Because a strong credit history is so important to financial prosperity, some non-profit organizations offer special loan programs that enable people with credit problems or who are new to the U.S. credit system to borrow and build a credit history even if they wouldn’t qualify for a loan anywhere else. What makes these loans different is, among other things, the emphasis on building credit over simply borrowing money. Consumer Action has compiled a directory (PDF only) to help consumers find these programs in their own state. (We will be updating the directory regularly. If you know of a program that is not already listed, please let us know about it by sending an email to .(JavaScript must be enabled to view this email address).)

There are variations on credit-builder loan programs but they generally fall into two categories: those in which the money for the loans comes from the non-profit organization or an affiliated supporter (identified in the directory as Microcredit) and those in which the loan funds come from the groups (circles) of participants themselves (identified in the directory as Lending circle).

All loans in the directory report to one or more of the three major credit bureaus—necessary for building a credit file that will be used by mainstream creditors, landlords, utility companies, insurers and others—and, unless otherwise noted, none require collateral or a minimum credit score. Some loan programs require that the loans be used for specific purposes, such as establishing or expanding a business, and many require that borrowers fulfill requirements such as attending money management classes or contributing to a savings account.

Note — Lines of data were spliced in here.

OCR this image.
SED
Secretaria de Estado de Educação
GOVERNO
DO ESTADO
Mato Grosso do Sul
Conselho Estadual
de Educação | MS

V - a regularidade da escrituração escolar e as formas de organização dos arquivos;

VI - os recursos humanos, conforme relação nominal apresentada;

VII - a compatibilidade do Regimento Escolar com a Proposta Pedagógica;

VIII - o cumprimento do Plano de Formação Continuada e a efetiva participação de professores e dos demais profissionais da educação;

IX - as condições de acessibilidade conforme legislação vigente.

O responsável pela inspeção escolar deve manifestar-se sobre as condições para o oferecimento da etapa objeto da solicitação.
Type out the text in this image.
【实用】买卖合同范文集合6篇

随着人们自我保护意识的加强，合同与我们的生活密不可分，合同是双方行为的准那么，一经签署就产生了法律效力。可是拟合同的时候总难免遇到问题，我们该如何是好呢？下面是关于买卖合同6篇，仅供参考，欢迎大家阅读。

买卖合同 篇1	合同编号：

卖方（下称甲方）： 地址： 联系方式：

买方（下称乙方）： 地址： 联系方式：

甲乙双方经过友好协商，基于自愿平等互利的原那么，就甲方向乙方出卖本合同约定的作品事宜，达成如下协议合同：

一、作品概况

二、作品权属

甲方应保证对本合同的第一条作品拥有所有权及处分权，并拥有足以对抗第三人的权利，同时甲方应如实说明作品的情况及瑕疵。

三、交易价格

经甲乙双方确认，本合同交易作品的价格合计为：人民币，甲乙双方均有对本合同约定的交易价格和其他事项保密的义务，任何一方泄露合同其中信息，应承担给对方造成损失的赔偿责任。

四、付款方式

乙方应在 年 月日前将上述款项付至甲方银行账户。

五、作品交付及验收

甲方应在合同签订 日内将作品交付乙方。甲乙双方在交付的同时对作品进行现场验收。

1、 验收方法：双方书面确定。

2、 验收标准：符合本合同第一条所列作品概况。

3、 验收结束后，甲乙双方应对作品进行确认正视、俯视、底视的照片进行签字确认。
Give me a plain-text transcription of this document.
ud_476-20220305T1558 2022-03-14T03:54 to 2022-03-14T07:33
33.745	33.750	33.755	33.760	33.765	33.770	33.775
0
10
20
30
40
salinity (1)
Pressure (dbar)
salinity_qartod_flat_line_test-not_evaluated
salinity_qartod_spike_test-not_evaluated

Click here to read more about credit-builder loans and other alternative funding sources, including peer-to-peer lending.

If you don’t see a program in your area, follow our tips to find out if one exists.

  • Contact a local community service organization that provides financial services to low-income individuals—many loan programs will promote their services here first. Ask community banks and local credit unions (see below) if they have credit-builder programs.
  • Contact a program like Mission Asset Fund (MAF), a pioneering non-profit in San Francisco that is helping establish lending circles in other parts of the U.S., to find out if there is an affiliated program being offered in your area. Even if there isn’t, letting MAF know there is demand for the services in a particular area can help to get a new lending circle program started.
  • If you’re a member of a credit union, ask about credit-builder loans or similar products and services that could help you establish or build credit. According to CUNA, the Credit Union National Association, nearly 15% of credit unions offer credit-builder programs. One such program places the money you borrow in a savings account you open. As you make regular payments on the loan, the credit union reports your account activity to the credit bureau and you build a positive credit history. After you have repaid the loan in full, the money in the savings account is yours to use as you please. If you don’t already belong to a credit union, find one at or call 800-358-5710. Some banks also offer credit-builder loans.
  • Search online for sites and stories that highlight lending circles and other credit-builder programs. Organizations that offer such programs have been the subject of many articles.
  • Keep your eyes and ears open for news of credit-builder programs in local newspapers and on in-language radio and television. But before responding to any loan program announcement, investigate it. Contact a local credit union, the Better Business Bureau, a local consumer protection agency or other trusted organization to inquire about the program. Legitimate credit-builder programs will be known to respected community service organizations—and they won’t charge high fees.